O ministro Alexandre de Moraes, do Supremo Tribunal Federal, arquivou nesta quinta-feira (1º) o inquérito aberto para investigar atos antidemocráticos ocorridos no primeiro semestre do ano passado e abriu uma nova frente de investigação — esta para verificar a existência de uma organização criminosa digital que atenta contra a democracia.
O inquérito arquivado investigava a organização e o financiamento de manifestações que, no ano passado, foram às ruas para defender causas antidemocráticas e inconstitucionais, como o fechamento do Congresso e do STF, e a adoção de um novo AI-5, o ato mais repressor da ditadura militar.
O ministro determinou que o novo inquérito vai analisar “a presença de fortes indícios e significativas provas apontando a existência de uma verdadeira organização criminosa, de forte atuação digital e com núcleos de produção, publicação, financiamento e político absolutamente semelhante àqueles identificados no Inquérito 4.781, com a nítida finalidade de atentar contra a Democracia e o Estado de Direito”.
O arquivamento atende a um pedido da Procuradoria-Geral da República. O ministro explicou que a abertura de uma nova frente de apuração não fere entendimentos do Supremo sobre os poderes do Ministério Público e se baseia em “fortes indícios” reunidos ao longo das investigações .
Segundo Moraes, os elementos reunidos pela Polícia Federal apontam que a organização tem atuado contra a estabilidade institucional, propagando discurso de ódio e pode ter contado com o auxílio de deputados bolsonaristas, como Eduardo Bolsonaro, filho do presidente Jair Bolsonaro, e Bia Kicis, presidente da Comissão de Constituição e Justiça da Câmara. A conexão com os parlamentares seria a partir das relações do blogueiro Allan dos Santos.

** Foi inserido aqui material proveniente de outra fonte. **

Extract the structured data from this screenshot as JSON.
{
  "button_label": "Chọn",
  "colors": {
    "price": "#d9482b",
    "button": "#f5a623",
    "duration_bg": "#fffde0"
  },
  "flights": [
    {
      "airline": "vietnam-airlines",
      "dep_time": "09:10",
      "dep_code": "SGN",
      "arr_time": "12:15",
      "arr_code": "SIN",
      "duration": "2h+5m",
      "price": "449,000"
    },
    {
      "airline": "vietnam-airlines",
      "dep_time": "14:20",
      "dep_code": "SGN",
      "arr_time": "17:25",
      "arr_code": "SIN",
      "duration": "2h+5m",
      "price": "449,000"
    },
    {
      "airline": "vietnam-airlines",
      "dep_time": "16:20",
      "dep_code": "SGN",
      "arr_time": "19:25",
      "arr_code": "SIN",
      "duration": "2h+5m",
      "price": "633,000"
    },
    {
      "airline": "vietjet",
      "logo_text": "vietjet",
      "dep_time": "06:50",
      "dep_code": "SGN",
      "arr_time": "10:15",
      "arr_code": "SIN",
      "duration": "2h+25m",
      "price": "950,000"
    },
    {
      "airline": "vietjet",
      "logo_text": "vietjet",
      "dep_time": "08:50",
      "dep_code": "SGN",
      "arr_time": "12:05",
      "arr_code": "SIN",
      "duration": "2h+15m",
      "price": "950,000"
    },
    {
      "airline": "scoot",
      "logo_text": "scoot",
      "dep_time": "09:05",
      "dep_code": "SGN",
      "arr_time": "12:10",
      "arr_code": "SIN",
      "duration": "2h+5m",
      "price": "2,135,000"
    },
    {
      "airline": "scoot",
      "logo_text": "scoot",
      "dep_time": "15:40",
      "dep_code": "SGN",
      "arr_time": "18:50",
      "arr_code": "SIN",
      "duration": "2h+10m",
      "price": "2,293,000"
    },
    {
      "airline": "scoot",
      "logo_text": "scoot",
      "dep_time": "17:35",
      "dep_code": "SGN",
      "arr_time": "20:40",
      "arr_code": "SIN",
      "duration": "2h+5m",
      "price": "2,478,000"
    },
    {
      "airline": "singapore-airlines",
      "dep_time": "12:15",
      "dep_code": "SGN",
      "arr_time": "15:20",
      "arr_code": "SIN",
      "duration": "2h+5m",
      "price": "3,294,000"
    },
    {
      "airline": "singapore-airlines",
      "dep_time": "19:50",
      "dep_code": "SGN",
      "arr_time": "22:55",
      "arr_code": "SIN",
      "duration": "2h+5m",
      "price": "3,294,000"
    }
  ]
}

“A partir da posição privilegiada junto ao Presidente da República e ao seu grupo político, especialmente os Deputados Federais Bia Kicis, Paulo Eduardo Martins, Daniel Lúcio da Silveira, Carolina de Toni e Eduardo Bolsonaro, dentre outros, além e particularmente o Ten-Cel. Mauro Cesar Cid, ajudante de ordens do Presidente da República, a investigação realizada pela Polícia Federal apresentou importantes indícios de que Allan dos Santos tentou influenciar e provocar um rompimento institucional, particularmente nos eventos ocorridos nos dias 20/04/2020, 26/04/2020 e 06/05/2020.”
Essa organização, segundo a PF, se articularia em núcleos de produção, publicação, financiamento e político.
“O foco desse grupo seria a exclusão dos Poderes Legislativo e Judiciário na tríade do sistema de freios e contrapesos da Constituição, ora atacando seus integrantes, especialmente, no caso do Congresso Nacional, dos Presidentes da Câmara dos Deputados e do Senado Federal, e dos ministros do Supremo Tribunal Federal, ora pregando a própria desnecessidade de tais instituições estruturais da Democracia brasileira.”
Moraes afirma que essa organização prega “de maneira direta o afastamento da Democracia representativa, com o retorno do Estado de Exceção, a partir do além do uso de meios comuns para a realização dos ataques, observa- se parcial identidade dos sujeitos investigados, pelo uso de contas em redes sociais próprias, pelo controle ou responsabilidade por contas inautênticas, ou referente a pessoas jurídicas, blogs e páginas específicas mantidas na internet”.
A PF apontou ainda que há “sérios indícios de uso da rede de computadores interna do Palácio do Planalto, da Câmara dos Deputados e do Senado Federal, por meio de assessores de parlamentares reconhecidamente ligados ao objeto de investigação nestes autos, para divulgar ataques às instituições democráticas, seus integrantes e, deliberadamente contra o regime democrático e o Estado de Direito estabelecidos pela Constituição Federal”.
Os investigadores apontam ainda que o “objeto econômico do grupo é obter financiamento com verbas públicas para a propagação de ideias antidemocráticas e contra o regime democrático brasileiro e o Estado de Direito”.
Moraes cita que parte dos planos de buscar recursos públicos pode ter se concretizado, uma vez que Allan dos Santos e Eduardo Bolsonaro trataram de indicações para Secretaria de Comunicação.
De acordo com a decisão do ministro, o novo inquérito terá prazo inicial de 90 dias e será conduzido pela equipe da delegada Denisse Dias Rosas Ribeiro, da Polícia Federal, em razão da conexão com o inquérito arquivado.
Em manifestações ao Supremo, nos dias 4 e 17 de junho, a Procuradoria-Geral da República defendeu o arquivamento do inquérito em relação a investigados com foro privilegiado no STF, e o prosseguimento do caso na primeira instância em relação aos alvos que não contam com a prerrogativa de foro.